A:A will is the common document that most people are familiar with where a person, at some point during their lifetime, writes down what they want to happen to all of their assets when they die. This person is directing to third parties how they want their property to be distributed.
With a trust, the decedent would fund the trust during their lifetime, and this trust, (which is a separate legal entity), would, at the time of its creation, be the owner of all of their assets. Thus, when they die, the court does not need to transfer titles of said assets. That is because the trust, which still lives on after their death, is able to effectuate the transfer through the successor or trustee who has been appointed.

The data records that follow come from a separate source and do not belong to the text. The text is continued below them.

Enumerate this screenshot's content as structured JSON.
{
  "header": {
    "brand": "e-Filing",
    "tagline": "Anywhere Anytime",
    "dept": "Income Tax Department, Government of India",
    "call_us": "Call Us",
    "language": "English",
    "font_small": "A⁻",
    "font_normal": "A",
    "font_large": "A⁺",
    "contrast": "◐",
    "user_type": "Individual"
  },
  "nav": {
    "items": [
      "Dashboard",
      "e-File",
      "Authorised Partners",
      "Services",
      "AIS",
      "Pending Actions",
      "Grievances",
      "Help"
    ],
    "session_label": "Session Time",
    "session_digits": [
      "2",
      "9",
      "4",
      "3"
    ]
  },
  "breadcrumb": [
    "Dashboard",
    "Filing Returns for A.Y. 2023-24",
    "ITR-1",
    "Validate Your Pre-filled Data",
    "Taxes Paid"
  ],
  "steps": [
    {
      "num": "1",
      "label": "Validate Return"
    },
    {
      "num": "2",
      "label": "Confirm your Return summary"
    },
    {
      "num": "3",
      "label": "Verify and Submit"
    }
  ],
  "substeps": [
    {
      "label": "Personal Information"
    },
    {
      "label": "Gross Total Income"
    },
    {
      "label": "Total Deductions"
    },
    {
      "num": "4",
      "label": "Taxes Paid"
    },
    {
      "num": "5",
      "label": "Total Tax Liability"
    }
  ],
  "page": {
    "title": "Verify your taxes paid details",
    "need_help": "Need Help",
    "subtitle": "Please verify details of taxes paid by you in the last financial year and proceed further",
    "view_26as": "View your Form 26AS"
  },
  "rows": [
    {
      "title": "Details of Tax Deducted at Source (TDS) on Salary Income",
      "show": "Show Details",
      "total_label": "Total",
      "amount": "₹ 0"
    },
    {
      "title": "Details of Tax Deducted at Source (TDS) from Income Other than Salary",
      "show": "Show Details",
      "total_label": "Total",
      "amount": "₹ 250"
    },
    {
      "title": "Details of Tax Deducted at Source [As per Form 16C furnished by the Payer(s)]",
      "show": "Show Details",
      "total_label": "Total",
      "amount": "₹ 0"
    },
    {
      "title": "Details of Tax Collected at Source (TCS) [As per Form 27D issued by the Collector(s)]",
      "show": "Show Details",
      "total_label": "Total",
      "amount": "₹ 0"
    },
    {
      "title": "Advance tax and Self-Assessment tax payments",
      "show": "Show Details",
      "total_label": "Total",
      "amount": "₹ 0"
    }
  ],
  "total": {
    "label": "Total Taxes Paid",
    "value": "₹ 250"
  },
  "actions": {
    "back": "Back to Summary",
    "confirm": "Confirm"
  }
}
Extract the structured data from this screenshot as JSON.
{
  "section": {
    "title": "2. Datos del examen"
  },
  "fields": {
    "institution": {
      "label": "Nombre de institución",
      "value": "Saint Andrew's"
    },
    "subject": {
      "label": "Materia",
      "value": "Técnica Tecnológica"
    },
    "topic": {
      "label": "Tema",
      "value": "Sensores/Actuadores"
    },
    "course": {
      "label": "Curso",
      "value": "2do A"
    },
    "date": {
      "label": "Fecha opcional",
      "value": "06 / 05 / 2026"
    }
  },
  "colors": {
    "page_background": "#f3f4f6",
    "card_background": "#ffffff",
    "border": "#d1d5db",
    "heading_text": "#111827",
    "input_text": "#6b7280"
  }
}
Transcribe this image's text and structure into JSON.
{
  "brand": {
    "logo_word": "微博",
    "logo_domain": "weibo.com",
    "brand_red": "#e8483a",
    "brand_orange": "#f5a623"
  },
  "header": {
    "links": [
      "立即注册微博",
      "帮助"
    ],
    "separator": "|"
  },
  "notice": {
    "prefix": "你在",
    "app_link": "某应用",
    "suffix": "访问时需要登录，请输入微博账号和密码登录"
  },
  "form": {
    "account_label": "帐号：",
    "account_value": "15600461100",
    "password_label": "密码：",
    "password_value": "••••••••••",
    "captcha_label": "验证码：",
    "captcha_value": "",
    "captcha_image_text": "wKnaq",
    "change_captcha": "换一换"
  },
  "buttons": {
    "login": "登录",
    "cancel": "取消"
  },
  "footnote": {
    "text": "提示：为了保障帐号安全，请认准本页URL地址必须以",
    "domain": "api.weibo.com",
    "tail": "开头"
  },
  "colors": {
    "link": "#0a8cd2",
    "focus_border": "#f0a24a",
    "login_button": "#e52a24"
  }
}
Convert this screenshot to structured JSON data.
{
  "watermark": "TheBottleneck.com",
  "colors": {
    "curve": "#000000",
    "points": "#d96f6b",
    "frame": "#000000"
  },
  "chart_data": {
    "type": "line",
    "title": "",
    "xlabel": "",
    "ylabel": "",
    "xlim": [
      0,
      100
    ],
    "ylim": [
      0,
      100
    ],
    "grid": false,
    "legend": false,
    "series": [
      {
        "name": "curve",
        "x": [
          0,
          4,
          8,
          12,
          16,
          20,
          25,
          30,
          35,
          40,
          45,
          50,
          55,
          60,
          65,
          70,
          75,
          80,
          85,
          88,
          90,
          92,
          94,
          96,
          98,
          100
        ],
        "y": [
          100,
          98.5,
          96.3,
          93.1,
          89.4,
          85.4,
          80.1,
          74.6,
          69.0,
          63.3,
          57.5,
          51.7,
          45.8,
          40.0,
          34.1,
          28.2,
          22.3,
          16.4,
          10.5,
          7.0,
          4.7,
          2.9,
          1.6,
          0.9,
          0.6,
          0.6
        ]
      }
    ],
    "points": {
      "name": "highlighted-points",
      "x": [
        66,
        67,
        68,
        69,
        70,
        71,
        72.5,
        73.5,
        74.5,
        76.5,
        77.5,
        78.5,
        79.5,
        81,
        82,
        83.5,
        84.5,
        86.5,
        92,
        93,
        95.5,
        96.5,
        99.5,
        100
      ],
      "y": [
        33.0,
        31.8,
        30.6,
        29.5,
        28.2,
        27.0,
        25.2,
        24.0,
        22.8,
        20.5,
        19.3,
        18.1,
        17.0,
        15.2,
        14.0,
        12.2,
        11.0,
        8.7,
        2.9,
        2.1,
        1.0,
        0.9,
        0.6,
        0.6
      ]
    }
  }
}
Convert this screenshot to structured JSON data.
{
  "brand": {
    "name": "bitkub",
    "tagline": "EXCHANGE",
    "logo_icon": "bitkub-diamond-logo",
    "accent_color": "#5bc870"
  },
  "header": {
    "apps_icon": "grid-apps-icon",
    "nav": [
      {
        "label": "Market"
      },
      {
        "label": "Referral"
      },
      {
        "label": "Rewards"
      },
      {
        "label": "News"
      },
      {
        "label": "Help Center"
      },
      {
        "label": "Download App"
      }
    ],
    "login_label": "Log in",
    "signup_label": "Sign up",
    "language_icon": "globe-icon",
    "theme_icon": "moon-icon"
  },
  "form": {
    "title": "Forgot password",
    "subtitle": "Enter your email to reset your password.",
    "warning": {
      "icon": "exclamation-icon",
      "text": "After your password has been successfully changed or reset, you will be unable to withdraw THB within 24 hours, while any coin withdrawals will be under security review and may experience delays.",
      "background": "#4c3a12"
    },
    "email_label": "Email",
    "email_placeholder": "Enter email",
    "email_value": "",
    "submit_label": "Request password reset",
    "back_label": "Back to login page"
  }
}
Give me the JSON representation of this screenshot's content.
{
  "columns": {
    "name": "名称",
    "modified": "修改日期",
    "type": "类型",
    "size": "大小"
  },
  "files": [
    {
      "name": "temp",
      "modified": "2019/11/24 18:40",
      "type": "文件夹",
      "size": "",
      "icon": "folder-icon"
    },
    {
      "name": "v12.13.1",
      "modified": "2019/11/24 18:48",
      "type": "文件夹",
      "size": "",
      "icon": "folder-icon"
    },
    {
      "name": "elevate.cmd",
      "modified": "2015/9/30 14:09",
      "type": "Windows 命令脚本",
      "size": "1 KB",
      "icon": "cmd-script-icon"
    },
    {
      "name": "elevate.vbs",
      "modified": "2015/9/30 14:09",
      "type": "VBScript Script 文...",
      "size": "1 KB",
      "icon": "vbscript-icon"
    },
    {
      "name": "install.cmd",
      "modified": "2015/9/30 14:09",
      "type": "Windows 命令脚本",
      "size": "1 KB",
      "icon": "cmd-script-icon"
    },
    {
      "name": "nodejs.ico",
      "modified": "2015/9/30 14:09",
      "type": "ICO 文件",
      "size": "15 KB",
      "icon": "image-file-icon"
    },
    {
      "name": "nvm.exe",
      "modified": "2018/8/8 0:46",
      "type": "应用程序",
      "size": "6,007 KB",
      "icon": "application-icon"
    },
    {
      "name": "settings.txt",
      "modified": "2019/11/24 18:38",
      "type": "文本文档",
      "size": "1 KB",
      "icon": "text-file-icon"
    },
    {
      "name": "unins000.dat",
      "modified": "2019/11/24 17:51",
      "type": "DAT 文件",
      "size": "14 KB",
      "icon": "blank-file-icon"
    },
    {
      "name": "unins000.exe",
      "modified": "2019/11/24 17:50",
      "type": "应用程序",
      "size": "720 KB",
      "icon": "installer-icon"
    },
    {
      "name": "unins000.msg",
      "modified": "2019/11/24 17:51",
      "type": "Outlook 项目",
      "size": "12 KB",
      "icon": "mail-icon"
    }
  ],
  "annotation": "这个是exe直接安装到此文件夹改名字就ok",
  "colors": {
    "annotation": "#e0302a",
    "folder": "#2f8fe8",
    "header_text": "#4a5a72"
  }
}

Q:Why do you need an estate plan?
A:The simplest answer is that it is for the well-being of your loved ones. An estate plan can be as simple as a will, or can entail what we call a comprehensive estate plan, which includes a will, a health care power of attorney, a financial power of attorney, an advanced directive, and a disposition of remains. The reason we include all of these documents is because they all work together to help make things easier as you approach the end of your life. You have documents that will help your loved ones be able to work with you in the hospital, to acquire information on your behalf, and to help appoint someone who can handle your financial affairs when things become difficult.
Having an advanced directive is perhaps one of the most considerate things you can do for your loved ones. Because you have already made important decisions for future yourself, (such as when you want a doctor to stop administering care), taking the burden of that decision away someone that you love can be extremely relieving.
Creating a will or a trust will help avoid conflicts or disputes among your beneficiaries or heirs after your death, and they make things simple and straightforward. In the context of a will, having a named representative can also eliminate tension or conflict that can arise between remaining family members, and can also make things more cost-effective for the personal representative who is administering the estate.